I think the best advice is to use everything that is available, or at least the bits that work best for your workload.

Also consider extended events (often abbreviated to XE) which while harder to get into initially can offer a wealth of information about specific events rather than just counts of things happening as you'll get from PerfMon, and imposes less load than constantly polling DMVs.

Use PerfMon to monitor the general health of the SQL instances, and when that or other indications suggest a problem use information from DMVs to look at what is happening now or has been happening recently, and extended events to "catch things live" and record them for later analysis.

[SQL Profiler can do a fair amount of what XE does too, and is easier to get started with, but it is deprecated so hasn't been updated much since 2012, may vanish completely in later releases, and isn't available against Azure databases at all (apart of course from on-prem SQL Server running in VMs)]


Where do you think Perfmon gets it's data from? It's no coincidence that the SQL Server specific metrics are labelled the same as they are in SQL Server.

The DMVs are really lightweight, so reading dm_os_performance counters is not going to cause much, if any, contention. The only problem you will have in using the DMVs is calculating the difference for the counters that measure across time sample intervals. This is where Perfmon is more beneficial, it does all the math for you, and also has a GUI... everybody loves a GUI.

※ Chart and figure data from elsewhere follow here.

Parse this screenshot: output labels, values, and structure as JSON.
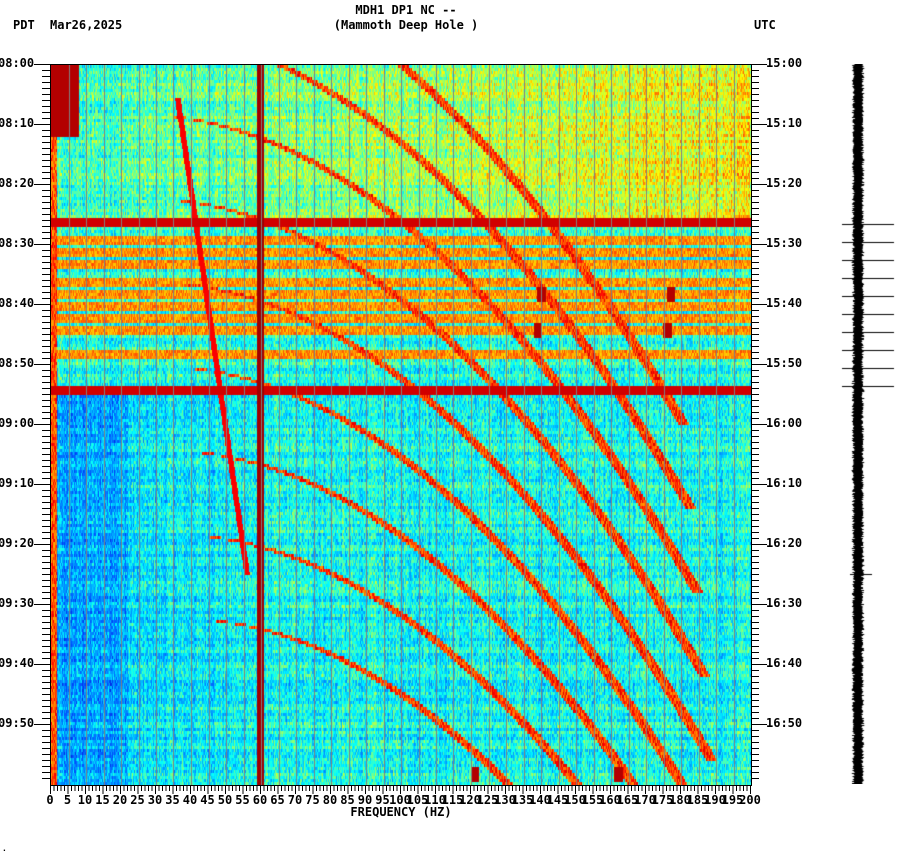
{
  "header": {
    "station_line": "MDH1 DP1 NC --",
    "station_name": "(Mammoth Deep Hole )",
    "left_timezone": "PDT",
    "date": "Mar26,2025",
    "right_timezone": "UTC"
  },
  "footer": {
    "corner_mark": "·"
  },
  "colors": {
    "background": "#ffffff",
    "axis": "#000000",
    "gridline": "#808080",
    "colormap": [
      "#0000c8",
      "#0050ff",
      "#00a0ff",
      "#00ffff",
      "#80ff80",
      "#ffff00",
      "#ff8000",
      "#ff0000",
      "#800000"
    ]
  },
  "chart_data": {
    "type": "heatmap",
    "title": "MDH1 DP1 NC -- (Mammoth Deep Hole )",
    "xlabel": "FREQUENCY (HZ)",
    "ylabel_left": "PDT",
    "ylabel_right": "UTC",
    "xlim": [
      0,
      200
    ],
    "x_ticks": [
      "0",
      "5",
      "10",
      "15",
      "20",
      "25",
      "30",
      "35",
      "40",
      "45",
      "50",
      "55",
      "60",
      "65",
      "70",
      "75",
      "80",
      "85",
      "90",
      "95",
      "100",
      "105",
      "110",
      "115",
      "120",
      "125",
      "130",
      "135",
      "140",
      "145",
      "150",
      "155",
      "160",
      "165",
      "170",
      "175",
      "180",
      "185",
      "190",
      "195",
      "200"
    ],
    "y_ticks_left": [
      "08:00",
      "08:10",
      "08:20",
      "08:30",
      "08:40",
      "08:50",
      "09:00",
      "09:10",
      "09:20",
      "09:30",
      "09:40",
      "09:50"
    ],
    "y_ticks_right": [
      "15:00",
      "15:10",
      "15:20",
      "15:30",
      "15:40",
      "15:50",
      "16:00",
      "16:10",
      "16:20",
      "16:30",
      "16:40",
      "16:50"
    ],
    "time_span_minutes": 120,
    "minor_tick_interval_minutes": 1,
    "features": {
      "persistent_lines_hz": [
        59.5,
        60
      ],
      "high_power_period_pdt": [
        "08:00",
        "08:27"
      ],
      "broadband_bursts_pdt": [
        "08:26",
        "08:29",
        "08:31",
        "08:33",
        "08:36",
        "08:38",
        "08:40",
        "08:42",
        "08:44",
        "08:48",
        "08:54"
      ],
      "strong_horizontal_lines_pdt": [
        "08:26",
        "08:54"
      ],
      "low_frequency_high_power_hz": [
        0,
        8
      ],
      "descending_tone_pdt": [
        "08:05",
        "09:25"
      ],
      "transient_spots": [
        {
          "hz": 140,
          "pdt": "08:38"
        },
        {
          "hz": 177,
          "pdt": "08:38"
        },
        {
          "hz": 139,
          "pdt": "08:44"
        },
        {
          "hz": 176,
          "pdt": "08:44"
        },
        {
          "hz": 121,
          "pdt": "09:58"
        },
        {
          "hz": 162,
          "pdt": "09:58"
        }
      ]
    }
  }
}
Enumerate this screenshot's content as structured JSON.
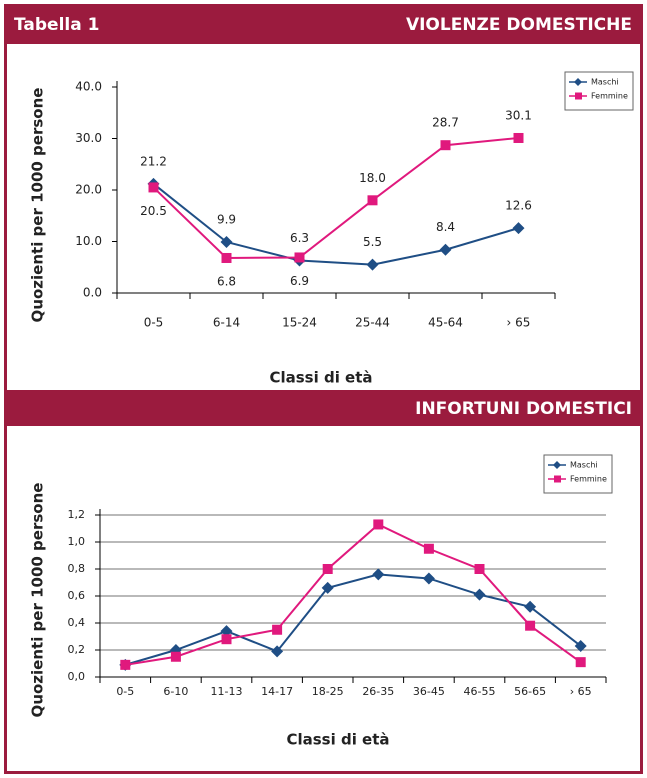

you can find all the information on counter types here: https://msdn.microsoft.com/library/aa394569.aspx

In order to capture my data, I use a data warehouse type setup. I log all the measurement data in to a local utility db and then use an ETL method to process it in to my data warehouse.

Also, extended events are good to understand, but they should really be used for short-term investigations in to performance. I personally wouldn't recommend using them for prolonged performance monitoring.